The P&S Network appreciates and understands the major changes our healthcare industry clients are undertaking for compliancy within the Health Insurance Portability and Accountability Act of 1996.  HIPAA impacts all areas of the healthcare industry. While the law was designed to improve the efficiency of healthcare by standardizing the exchange of administrative and financial data, it also includes protecting the privacy, confidentiality and security of patient healthcare information (PHI). This protection is encompassing to include the same standards and commitments from Business Associates, previously known as vendors or partners.

The P&S Network is committed to honoring HIPAA guidelines at every level of operations.  We understand our duty as a responsible and conscientious business associate in the healthcare industry.  We recognize that our actions are imperative in maintaining a chain of trust link for each of our valued healthcare clients.  The P&S Network is HIPAA ready and will continue to work towards maintaining/exceeding all security and privacy regulations in accordance with both the current and future rulings.
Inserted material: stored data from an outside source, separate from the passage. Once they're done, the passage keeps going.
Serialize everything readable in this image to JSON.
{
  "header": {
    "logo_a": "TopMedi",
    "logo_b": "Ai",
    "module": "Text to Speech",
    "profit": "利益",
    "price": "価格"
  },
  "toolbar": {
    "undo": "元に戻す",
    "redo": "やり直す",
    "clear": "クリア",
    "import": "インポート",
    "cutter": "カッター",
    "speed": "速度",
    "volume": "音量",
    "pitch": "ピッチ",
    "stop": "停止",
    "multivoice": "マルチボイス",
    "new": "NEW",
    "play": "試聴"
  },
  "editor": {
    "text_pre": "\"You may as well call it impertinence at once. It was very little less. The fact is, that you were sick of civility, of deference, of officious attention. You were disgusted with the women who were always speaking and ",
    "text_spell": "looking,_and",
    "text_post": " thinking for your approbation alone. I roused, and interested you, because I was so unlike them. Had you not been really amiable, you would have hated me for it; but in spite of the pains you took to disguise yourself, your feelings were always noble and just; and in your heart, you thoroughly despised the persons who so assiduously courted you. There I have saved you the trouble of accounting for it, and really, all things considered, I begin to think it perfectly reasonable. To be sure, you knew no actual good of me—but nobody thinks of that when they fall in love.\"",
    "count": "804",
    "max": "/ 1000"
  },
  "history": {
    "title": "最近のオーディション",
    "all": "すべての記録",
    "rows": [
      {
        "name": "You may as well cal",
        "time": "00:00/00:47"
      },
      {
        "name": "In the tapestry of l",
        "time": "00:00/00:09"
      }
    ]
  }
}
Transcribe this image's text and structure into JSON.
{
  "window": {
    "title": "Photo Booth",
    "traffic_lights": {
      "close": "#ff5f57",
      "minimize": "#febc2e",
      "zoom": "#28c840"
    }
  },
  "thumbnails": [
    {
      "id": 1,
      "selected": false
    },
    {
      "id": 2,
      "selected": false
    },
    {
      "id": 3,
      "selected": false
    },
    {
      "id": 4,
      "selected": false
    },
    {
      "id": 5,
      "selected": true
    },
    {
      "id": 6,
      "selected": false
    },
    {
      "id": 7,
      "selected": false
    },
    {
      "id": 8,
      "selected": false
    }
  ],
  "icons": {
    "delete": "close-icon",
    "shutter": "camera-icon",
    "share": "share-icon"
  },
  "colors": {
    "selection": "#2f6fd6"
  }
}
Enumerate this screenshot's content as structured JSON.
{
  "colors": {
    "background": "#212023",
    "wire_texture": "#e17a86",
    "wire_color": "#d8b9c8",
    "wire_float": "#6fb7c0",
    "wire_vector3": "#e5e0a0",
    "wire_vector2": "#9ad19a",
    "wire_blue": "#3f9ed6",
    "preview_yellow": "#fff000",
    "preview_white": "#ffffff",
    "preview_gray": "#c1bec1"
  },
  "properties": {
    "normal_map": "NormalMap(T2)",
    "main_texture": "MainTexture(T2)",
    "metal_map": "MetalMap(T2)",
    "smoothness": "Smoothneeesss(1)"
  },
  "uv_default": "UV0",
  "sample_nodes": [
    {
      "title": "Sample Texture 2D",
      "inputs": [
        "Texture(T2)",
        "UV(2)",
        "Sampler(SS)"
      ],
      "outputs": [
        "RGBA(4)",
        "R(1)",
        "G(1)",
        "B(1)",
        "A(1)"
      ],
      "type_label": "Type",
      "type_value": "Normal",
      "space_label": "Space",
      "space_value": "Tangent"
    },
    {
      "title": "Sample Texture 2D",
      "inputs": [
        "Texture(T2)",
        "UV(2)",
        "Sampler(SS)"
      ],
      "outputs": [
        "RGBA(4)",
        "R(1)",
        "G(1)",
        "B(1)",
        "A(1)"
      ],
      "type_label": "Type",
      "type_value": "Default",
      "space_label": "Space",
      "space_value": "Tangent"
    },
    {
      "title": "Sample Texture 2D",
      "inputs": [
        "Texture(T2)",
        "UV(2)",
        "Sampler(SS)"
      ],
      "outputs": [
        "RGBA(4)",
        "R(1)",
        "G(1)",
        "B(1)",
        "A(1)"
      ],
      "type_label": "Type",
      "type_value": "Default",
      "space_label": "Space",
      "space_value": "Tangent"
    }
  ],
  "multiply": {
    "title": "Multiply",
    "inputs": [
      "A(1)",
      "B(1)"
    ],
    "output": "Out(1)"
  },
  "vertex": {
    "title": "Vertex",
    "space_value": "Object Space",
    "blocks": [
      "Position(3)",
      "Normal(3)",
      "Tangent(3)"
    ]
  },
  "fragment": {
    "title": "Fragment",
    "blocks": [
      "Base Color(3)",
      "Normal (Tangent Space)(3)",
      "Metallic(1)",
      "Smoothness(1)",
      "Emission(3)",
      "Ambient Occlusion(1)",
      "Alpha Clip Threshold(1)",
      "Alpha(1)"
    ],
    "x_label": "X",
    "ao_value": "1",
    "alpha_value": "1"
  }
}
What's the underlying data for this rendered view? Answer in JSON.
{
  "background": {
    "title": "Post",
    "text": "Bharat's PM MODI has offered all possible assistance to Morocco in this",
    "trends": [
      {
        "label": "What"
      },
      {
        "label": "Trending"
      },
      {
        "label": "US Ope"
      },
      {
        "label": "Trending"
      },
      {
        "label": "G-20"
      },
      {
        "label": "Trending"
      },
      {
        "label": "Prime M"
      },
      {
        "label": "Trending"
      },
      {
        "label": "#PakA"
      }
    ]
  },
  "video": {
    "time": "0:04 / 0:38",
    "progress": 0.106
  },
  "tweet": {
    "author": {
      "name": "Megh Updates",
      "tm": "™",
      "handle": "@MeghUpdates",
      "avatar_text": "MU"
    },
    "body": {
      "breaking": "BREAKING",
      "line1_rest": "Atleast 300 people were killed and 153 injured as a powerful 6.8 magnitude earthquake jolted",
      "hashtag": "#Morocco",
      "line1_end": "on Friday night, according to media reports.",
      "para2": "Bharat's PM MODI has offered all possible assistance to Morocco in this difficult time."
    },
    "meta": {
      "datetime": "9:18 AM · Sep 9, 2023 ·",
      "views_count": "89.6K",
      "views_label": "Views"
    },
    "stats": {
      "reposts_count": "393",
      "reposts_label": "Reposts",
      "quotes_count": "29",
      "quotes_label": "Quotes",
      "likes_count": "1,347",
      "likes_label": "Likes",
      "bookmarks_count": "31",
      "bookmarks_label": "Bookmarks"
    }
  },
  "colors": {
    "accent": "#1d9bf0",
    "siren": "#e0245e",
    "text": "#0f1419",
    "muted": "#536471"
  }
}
The P&S Network wishes to highlight several of our established standards, administrative procedures, physical safeguards, technical security devices and technical security mechanisms when dealing with PHI. 

Transmission/Security:

While the guidelines for the Transaction Codes and Data Elements (including the X12N version 4010) do not apply to the transmission for processing, printing and mailing of patient statements/invoices, The P&S Network has taken action to ensure security integrity and vulnerability are addressed and enforced.   

The P&S Network constantly monitors our web security in order to protect the integrity of data transmissions. This includes the continual monitoring of user access, password changes, account modification, file uploads, file downloads, and deleted files.  The P&S Network uses these systems concurrent with activity logs to audit and protect systems and data, every log is reviewed regularly with any anomalies or discrepancies thoroughly investigated and documented as to the cause and the resolution. 

Advanced firewall technology is utilized to protect our user database from unauthorized intruders when connected to the Internet. Data entering or leaving the network must pass through this firewall, which examines each message, blocking those not meeting stringent security criteria.   

Our FTP (File Transfer Protocol) site uses server-based Secure Socket Layer (SSL). SSL technology provides advanced (128- bit) strong encryption tools that convert data into code before it is transmitted over the internet. This technology also requires verifiable logon identification and passwords only known by authorized staff. 

In addition to the above mentioned security levels, our company, uses protocol controls to transmit data securely by means using QuickSSL and Premium SSL certificates. Exclusive QuickSSL Premium features:

Once files are received from clients by any electronic means (phone modem, internet, email, hard copy disk) strong  steps are met to restrict and protect the privacy of data from inappropriate use and disclosure including. 

Privacy: 

HIPAA privacy guidelines are meant to protect patient’s health information.  While each of our Covered Entities are required to obtain consent and authorization from an individual prior to disclosing individual PHI, The P&S Network continues to illustrate our business associate commitment.  We have the following procedures in place to act in accordance with HIPAA privacy issues:  

Access to any data information is limited to authorized personnel with a ‘minimum need to know’ standard. State-of-the-art internal firewalls are used to restrict unauthorized personnel from inadvertently accessing patient data. Only personnel directly involved with processing patient statements have access to data files.  

Data received from our clients is used solely for client controlled projects as they relate to process, printing and mailing projects (example: of patient billing statements) through our strategic manufacturing partner program. Data is solely the property of each client and is never duplicated, extrapolated, sold, transmitted to an unauthorized third party, or manipulated in any way. Any and all exceptions require the expressed written authorization and specific instructions from an Officer of the client’s organization. 

Any misprints, hardcopy test files, spoilage, or reprints are destroyed on site in a secure environment.  All data deemed for shredding is stored in a secure locked container located on site. Strict guidelines are in place regarding supervision and destruction of the contents. 

To re-enforce the confidentiality of all data information, The P&S Network has each employee sign a confidentiality agreement. Under terms of the agreement, all employees agree not to use, publish or disclose, or permit others to use, publish or disclose, any confidential information they may come in contact with. Violation of this agreement warrants immediate termination.

 Regularly scheduled staff meetings include agenda items discussing confidentiality and our commitment to exceed all federal, state and local privacy guidelines. These staff meetings along with ongoing training ensure each staff member understands, validates and exemplifies our commitment to our clients.